In this study, the Ti contents in the aboveground and underground parts of the reeds inoculated with F. mosseae were significantly higher than those of the non-inoculated reeds (P < 0.05), this might be due to the inoculation of F. mosseae promoted the growth of reeds by increasing the absorption of nutrients such as N and P, and expanding the root range of plants and the absorption area of roots (Miransari 2013; Chen et al. 2017a). F. mosseae inoculation significantly reduced Ti transport coefficient in reeds (P < 0.05), accumulated more Ti in the roots and inhibited Ti transformation to the above-ground parts. In accordance with our results, Wang et al. (2016) also reported AMF inoculation (Glomus versiforme and Glomus caledonium) decreased Zn partitioning to shoots of maize, at high ZnONPs doses (800 mg kg−1). However, AMF inoculation have variable effects on metal nanoparticles uptake and translocation. Noori et al. (2017) reported mycorrhizal (Rhizophagus intraradices) and non-mycorrhizal S. lycopersicum exposed to 36 mg kg−1 of 2-nm Ag-NPs accumulated 1300 and 1600 μg/g Ag in their tissues, respectively, mycorrhizal plants accumulated 14% less Ag compared to non-mycorrhizal plants. AMF inoculation (R. intraradices) ameliorated inhibitory effects of ZnONPs to T. foenum-gracum by promoting secretion of glycoprotein called glomalin (a potent metal chelator) within the rhizosphere, which significantly reduced (by almost half) Zn uptake by root and subsequent translocation to the shoot (Siani et al. 2017). In addition, Wang et al. (2018) found AMF inoculation (F. caledonium) significantly decreased Zn concentrations in S. bicolor shoots and did not significantly affect root Zn concentrations independently of ZnONPs addition levels, compared with non-inoculated plants. Therefore, the effects of AMF on the uptake and translocation of metal nanoparticles depended on AMF species, plant species, and soil properties.

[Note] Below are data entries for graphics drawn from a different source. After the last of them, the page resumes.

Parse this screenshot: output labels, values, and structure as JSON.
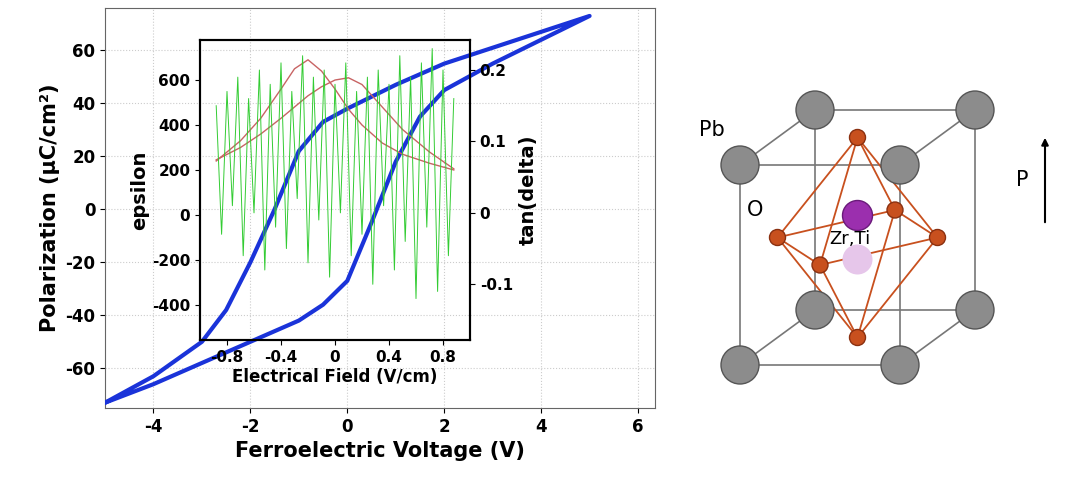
{
  "chart_data": [
    {
      "type": "line",
      "x_label": "Ferroelectric Voltage (V)",
      "y_label": "Polarization (μC/cm²)",
      "xlim": [
        -5,
        6.35
      ],
      "xticks": [
        -4,
        -2,
        0,
        2,
        4,
        6
      ],
      "ylim": [
        -75,
        76
      ],
      "yticks": [
        -60,
        -40,
        -20,
        0,
        20,
        40,
        60
      ],
      "grid": true,
      "series": [
        {
          "color": "#1a33d9",
          "x": [
            -5,
            -4,
            -3,
            -2,
            -1,
            -0.5,
            0,
            0.5,
            1,
            1.5,
            2,
            3,
            4,
            5,
            4,
            3,
            2,
            1,
            0,
            -0.5,
            -1,
            -1.5,
            -2,
            -2.5,
            -3,
            -4,
            -5
          ],
          "values": [
            -73,
            -66,
            -58,
            -50,
            -42,
            -36,
            -27,
            -5,
            18,
            35,
            45,
            55,
            64,
            73,
            67,
            61,
            55,
            47,
            38,
            33,
            22,
            0,
            -20,
            -38,
            -50,
            -63,
            -73
          ]
        }
      ]
    },
    {
      "type": "line",
      "x_label": "Electrical Field (V/cm)",
      "y_label": "epsilon",
      "y2_label": "tan(delta)",
      "xlim": [
        -1.0,
        1.0
      ],
      "xticks": [
        -0.8,
        -0.4,
        0,
        0.4,
        0.8
      ],
      "ylim": [
        -556,
        778
      ],
      "yticks": [
        -400,
        -200,
        0,
        200,
        400,
        600
      ],
      "y2lim": [
        -0.178,
        0.242
      ],
      "y2ticks": [
        -0.1,
        0,
        0.1,
        0.2
      ],
      "grid": false,
      "series": [
        {
          "color": "#33cc33",
          "axis": "y2",
          "x": [
            -0.88,
            -0.84,
            -0.8,
            -0.76,
            -0.72,
            -0.68,
            -0.64,
            -0.6,
            -0.56,
            -0.52,
            -0.48,
            -0.44,
            -0.4,
            -0.36,
            -0.32,
            -0.28,
            -0.24,
            -0.2,
            -0.16,
            -0.12,
            -0.08,
            -0.04,
            0,
            0.04,
            0.08,
            0.12,
            0.16,
            0.2,
            0.24,
            0.28,
            0.32,
            0.36,
            0.4,
            0.44,
            0.48,
            0.52,
            0.56,
            0.6,
            0.64,
            0.68,
            0.72,
            0.76,
            0.8,
            0.84,
            0.88
          ],
          "values": [
            0.15,
            -0.03,
            0.17,
            0.01,
            0.19,
            -0.06,
            0.16,
            0.0,
            0.2,
            -0.08,
            0.18,
            -0.02,
            0.21,
            -0.05,
            0.17,
            0.02,
            0.22,
            -0.07,
            0.19,
            -0.01,
            0.2,
            -0.09,
            0.18,
            0.0,
            0.21,
            -0.06,
            0.17,
            -0.03,
            0.19,
            -0.1,
            0.2,
            0.01,
            0.18,
            -0.08,
            0.22,
            -0.04,
            0.19,
            -0.12,
            0.21,
            -0.02,
            0.23,
            -0.11,
            0.2,
            -0.06,
            0.16
          ]
        },
        {
          "color": "#c86464",
          "axis": "y",
          "x": [
            -0.88,
            -0.7,
            -0.55,
            -0.4,
            -0.3,
            -0.2,
            -0.1,
            0,
            0.1,
            0.2,
            0.35,
            0.5,
            0.7,
            0.88
          ],
          "values": [
            240,
            330,
            430,
            560,
            650,
            690,
            640,
            560,
            470,
            400,
            320,
            270,
            230,
            200
          ]
        },
        {
          "color": "#c86464",
          "axis": "y",
          "x": [
            -0.88,
            -0.7,
            -0.55,
            -0.4,
            -0.3,
            -0.2,
            -0.1,
            0,
            0.1,
            0.2,
            0.35,
            0.5,
            0.7,
            0.88
          ],
          "values": [
            245,
            300,
            360,
            430,
            480,
            530,
            570,
            600,
            610,
            580,
            480,
            380,
            280,
            205
          ]
        }
      ]
    }
  ],
  "diagram": {
    "atoms": [
      "Pb",
      "O",
      "Zr,Ti"
    ],
    "polarization_label": "P"
  }
}
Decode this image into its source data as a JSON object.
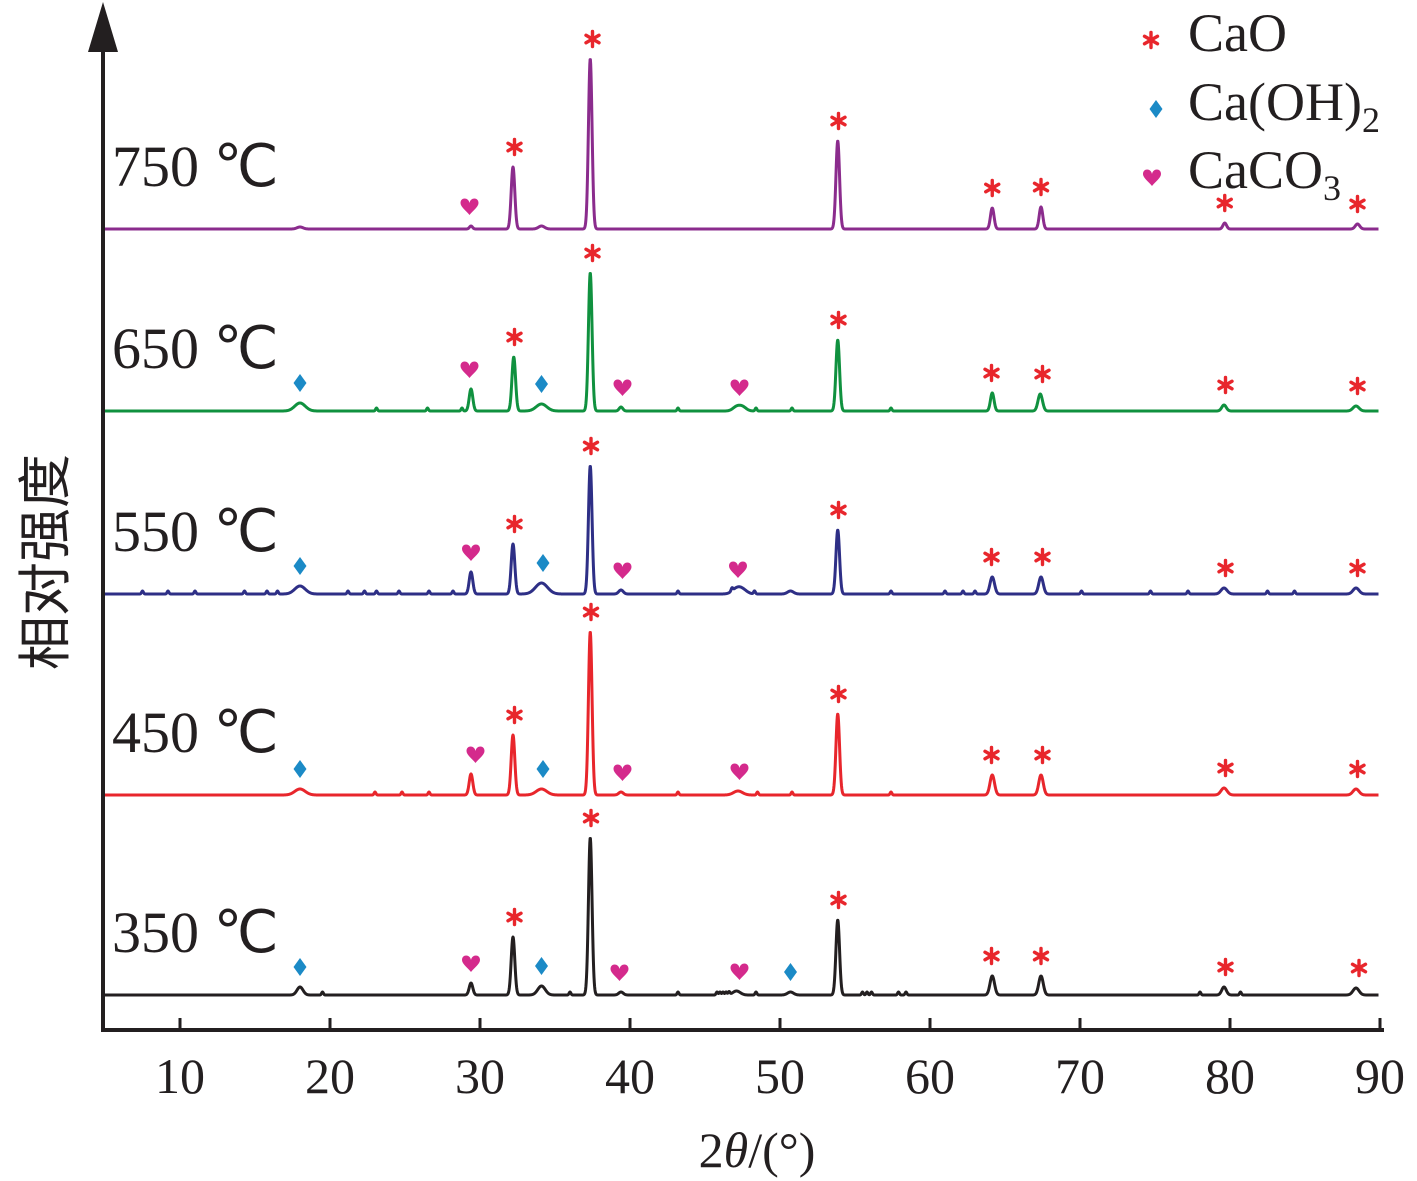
{
  "chart_data": {
    "type": "line",
    "xlabel": "2θ/(°)",
    "ylabel": "相对强度",
    "xlim": [
      5,
      90
    ],
    "xticks": [
      10,
      20,
      30,
      40,
      50,
      60,
      70,
      80,
      90
    ],
    "legend_position": "top-right",
    "legend": [
      {
        "label": "CaO",
        "marker": "asterisk",
        "color": "#e8262c"
      },
      {
        "label": "Ca(OH)",
        "sub": "2",
        "marker": "diamond",
        "color": "#1b8ac6"
      },
      {
        "label": "CaCO",
        "sub": "3",
        "marker": "heart",
        "color": "#d42a8c"
      }
    ],
    "series": [
      {
        "name": "750 ℃",
        "color": "#8b2c8d",
        "noise": [],
        "peaks": [
          {
            "x": 18.0,
            "h": 2,
            "w": 0.2
          },
          {
            "x": 29.4,
            "h": 3,
            "w": 0.1
          },
          {
            "x": 32.2,
            "h": 62,
            "w": 0.12
          },
          {
            "x": 34.1,
            "h": 3,
            "w": 0.2
          },
          {
            "x": 37.35,
            "h": 170,
            "w": 0.12
          },
          {
            "x": 53.85,
            "h": 88,
            "w": 0.12
          },
          {
            "x": 64.15,
            "h": 21,
            "w": 0.12
          },
          {
            "x": 67.4,
            "h": 22,
            "w": 0.12
          },
          {
            "x": 79.65,
            "h": 6,
            "w": 0.12
          },
          {
            "x": 88.5,
            "h": 5,
            "w": 0.15
          }
        ],
        "markers": [
          {
            "x": 29.3,
            "type": "heart"
          },
          {
            "x": 32.3,
            "type": "asterisk"
          },
          {
            "x": 37.5,
            "type": "asterisk"
          },
          {
            "x": 53.9,
            "type": "asterisk"
          },
          {
            "x": 64.15,
            "type": "asterisk"
          },
          {
            "x": 67.4,
            "type": "asterisk"
          },
          {
            "x": 79.65,
            "type": "asterisk"
          },
          {
            "x": 88.5,
            "type": "asterisk"
          }
        ]
      },
      {
        "name": "650 ℃",
        "color": "#10913f",
        "noise": [
          23.1,
          26.5,
          28.8,
          43.2,
          48.4,
          50.8,
          57.4
        ],
        "peaks": [
          {
            "x": 18.0,
            "h": 8,
            "w": 0.35
          },
          {
            "x": 29.4,
            "h": 22,
            "w": 0.12
          },
          {
            "x": 32.25,
            "h": 54,
            "w": 0.12
          },
          {
            "x": 34.1,
            "h": 7,
            "w": 0.35
          },
          {
            "x": 37.35,
            "h": 138,
            "w": 0.12
          },
          {
            "x": 39.4,
            "h": 4,
            "w": 0.12
          },
          {
            "x": 47.1,
            "h": 4,
            "w": 0.25
          },
          {
            "x": 47.5,
            "h": 4,
            "w": 0.25
          },
          {
            "x": 53.85,
            "h": 71,
            "w": 0.12
          },
          {
            "x": 64.15,
            "h": 18,
            "w": 0.12
          },
          {
            "x": 67.35,
            "h": 17,
            "w": 0.15
          },
          {
            "x": 79.6,
            "h": 6,
            "w": 0.15
          },
          {
            "x": 88.4,
            "h": 5,
            "w": 0.2
          }
        ],
        "markers": [
          {
            "x": 18.0,
            "type": "diamond"
          },
          {
            "x": 29.3,
            "type": "heart"
          },
          {
            "x": 32.3,
            "type": "asterisk"
          },
          {
            "x": 34.1,
            "type": "diamond"
          },
          {
            "x": 37.5,
            "type": "asterisk"
          },
          {
            "x": 39.5,
            "type": "heart"
          },
          {
            "x": 47.3,
            "type": "heart"
          },
          {
            "x": 53.9,
            "type": "asterisk"
          },
          {
            "x": 64.1,
            "type": "asterisk"
          },
          {
            "x": 67.5,
            "type": "asterisk"
          },
          {
            "x": 79.7,
            "type": "asterisk"
          },
          {
            "x": 88.5,
            "type": "asterisk"
          }
        ]
      },
      {
        "name": "550 ℃",
        "color": "#2e2f86",
        "noise": [
          7.5,
          9.2,
          11.0,
          14.3,
          15.8,
          16.5,
          21.2,
          22.3,
          23.1,
          24.6,
          26.6,
          28.2,
          43.2,
          46.8,
          48.3,
          57.4,
          61.0,
          62.2,
          63.0,
          70.1,
          74.7,
          77.2,
          82.5,
          84.3
        ],
        "peaks": [
          {
            "x": 18.0,
            "h": 8,
            "w": 0.35
          },
          {
            "x": 29.4,
            "h": 22,
            "w": 0.12
          },
          {
            "x": 32.2,
            "h": 50,
            "w": 0.12
          },
          {
            "x": 34.1,
            "h": 11,
            "w": 0.4
          },
          {
            "x": 37.35,
            "h": 128,
            "w": 0.12
          },
          {
            "x": 39.4,
            "h": 4,
            "w": 0.15
          },
          {
            "x": 47.1,
            "h": 5,
            "w": 0.3
          },
          {
            "x": 47.5,
            "h": 4,
            "w": 0.3
          },
          {
            "x": 50.7,
            "h": 3,
            "w": 0.2
          },
          {
            "x": 53.85,
            "h": 64,
            "w": 0.12
          },
          {
            "x": 64.15,
            "h": 17,
            "w": 0.15
          },
          {
            "x": 67.4,
            "h": 17,
            "w": 0.15
          },
          {
            "x": 79.6,
            "h": 6,
            "w": 0.2
          },
          {
            "x": 88.4,
            "h": 6,
            "w": 0.2
          }
        ],
        "markers": [
          {
            "x": 18.0,
            "type": "diamond"
          },
          {
            "x": 29.4,
            "type": "heart"
          },
          {
            "x": 32.3,
            "type": "asterisk"
          },
          {
            "x": 34.2,
            "type": "diamond"
          },
          {
            "x": 37.4,
            "type": "asterisk"
          },
          {
            "x": 39.5,
            "type": "heart"
          },
          {
            "x": 47.2,
            "type": "heart"
          },
          {
            "x": 53.9,
            "type": "asterisk"
          },
          {
            "x": 64.1,
            "type": "asterisk"
          },
          {
            "x": 67.5,
            "type": "asterisk"
          },
          {
            "x": 79.7,
            "type": "asterisk"
          },
          {
            "x": 88.5,
            "type": "asterisk"
          }
        ]
      },
      {
        "name": "450 ℃",
        "color": "#e8262c",
        "noise": [
          23.0,
          24.8,
          26.6,
          43.2,
          48.5,
          50.8,
          57.4
        ],
        "peaks": [
          {
            "x": 18.0,
            "h": 6,
            "w": 0.35
          },
          {
            "x": 29.4,
            "h": 21,
            "w": 0.12
          },
          {
            "x": 32.2,
            "h": 60,
            "w": 0.12
          },
          {
            "x": 34.1,
            "h": 6,
            "w": 0.35
          },
          {
            "x": 37.35,
            "h": 163,
            "w": 0.12
          },
          {
            "x": 39.4,
            "h": 3,
            "w": 0.15
          },
          {
            "x": 47.2,
            "h": 4,
            "w": 0.3
          },
          {
            "x": 53.85,
            "h": 81,
            "w": 0.12
          },
          {
            "x": 64.15,
            "h": 20,
            "w": 0.15
          },
          {
            "x": 67.4,
            "h": 20,
            "w": 0.15
          },
          {
            "x": 79.6,
            "h": 7,
            "w": 0.2
          },
          {
            "x": 88.4,
            "h": 6,
            "w": 0.2
          }
        ],
        "markers": [
          {
            "x": 18.0,
            "type": "diamond"
          },
          {
            "x": 29.7,
            "type": "heart"
          },
          {
            "x": 32.3,
            "type": "asterisk"
          },
          {
            "x": 34.2,
            "type": "diamond"
          },
          {
            "x": 37.4,
            "type": "asterisk"
          },
          {
            "x": 39.5,
            "type": "heart"
          },
          {
            "x": 47.3,
            "type": "heart"
          },
          {
            "x": 53.9,
            "type": "asterisk"
          },
          {
            "x": 64.1,
            "type": "asterisk"
          },
          {
            "x": 67.5,
            "type": "asterisk"
          },
          {
            "x": 79.7,
            "type": "asterisk"
          },
          {
            "x": 88.5,
            "type": "asterisk"
          }
        ]
      },
      {
        "name": "350 ℃",
        "color": "#231f20",
        "noise": [
          19.5,
          36.0,
          43.2,
          45.8,
          46.0,
          46.2,
          46.4,
          46.6,
          48.4,
          55.5,
          55.8,
          56.1,
          57.9,
          58.4,
          78.0,
          80.7
        ],
        "peaks": [
          {
            "x": 18.0,
            "h": 8,
            "w": 0.2
          },
          {
            "x": 29.4,
            "h": 12,
            "w": 0.12
          },
          {
            "x": 32.2,
            "h": 58,
            "w": 0.12
          },
          {
            "x": 34.1,
            "h": 9,
            "w": 0.25
          },
          {
            "x": 37.35,
            "h": 157,
            "w": 0.12
          },
          {
            "x": 39.4,
            "h": 3,
            "w": 0.15
          },
          {
            "x": 47.1,
            "h": 4,
            "w": 0.25
          },
          {
            "x": 50.7,
            "h": 3,
            "w": 0.2
          },
          {
            "x": 53.85,
            "h": 75,
            "w": 0.12
          },
          {
            "x": 64.15,
            "h": 19,
            "w": 0.15
          },
          {
            "x": 67.4,
            "h": 19,
            "w": 0.15
          },
          {
            "x": 79.6,
            "h": 8,
            "w": 0.15
          },
          {
            "x": 88.4,
            "h": 7,
            "w": 0.2
          }
        ],
        "markers": [
          {
            "x": 18.0,
            "type": "diamond"
          },
          {
            "x": 29.4,
            "type": "heart"
          },
          {
            "x": 32.3,
            "type": "asterisk"
          },
          {
            "x": 34.1,
            "type": "diamond"
          },
          {
            "x": 37.4,
            "type": "asterisk"
          },
          {
            "x": 39.3,
            "type": "heart"
          },
          {
            "x": 47.3,
            "type": "heart"
          },
          {
            "x": 50.7,
            "type": "diamond"
          },
          {
            "x": 53.9,
            "type": "asterisk"
          },
          {
            "x": 64.1,
            "type": "asterisk"
          },
          {
            "x": 67.4,
            "type": "asterisk"
          },
          {
            "x": 79.7,
            "type": "asterisk"
          },
          {
            "x": 88.6,
            "type": "asterisk"
          }
        ]
      }
    ]
  }
}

Whether inoculated or not, only a small amount of underground Ti could be transferred to the shoots in this study. When the heavy metals in the substrate reached the toxic level, AMF could reduce the transfer of heavy metals to the ground by secreting certain substances and binding excess heavy metals to the mycorrhiza, or directly interact with heavy metals to change their bioavailability and toxic effects on plant growth (Vodnik et al. 2008; Yuan et al. 2013; Zhang et al. 2017; Liu et al. 2018). On the other hand, Larue et al. (2012) reported that the maximum diameter of TiO2NPs that could accumulate in wheat roots was less than 140 nm, and if the initial diameter of TiO2NPs was less than 36 nm, they would be transferred to the leaves. The anatase type TiO2NPs used in the present study has a particle diameter of 60 nm, therefore, it was inferred that the TiO2NPs used was difficult to transfer to the aboveground part of reeds. The accumulated TiO2NPs in the plant roots will be removed from the local environment with the harvest of the plant.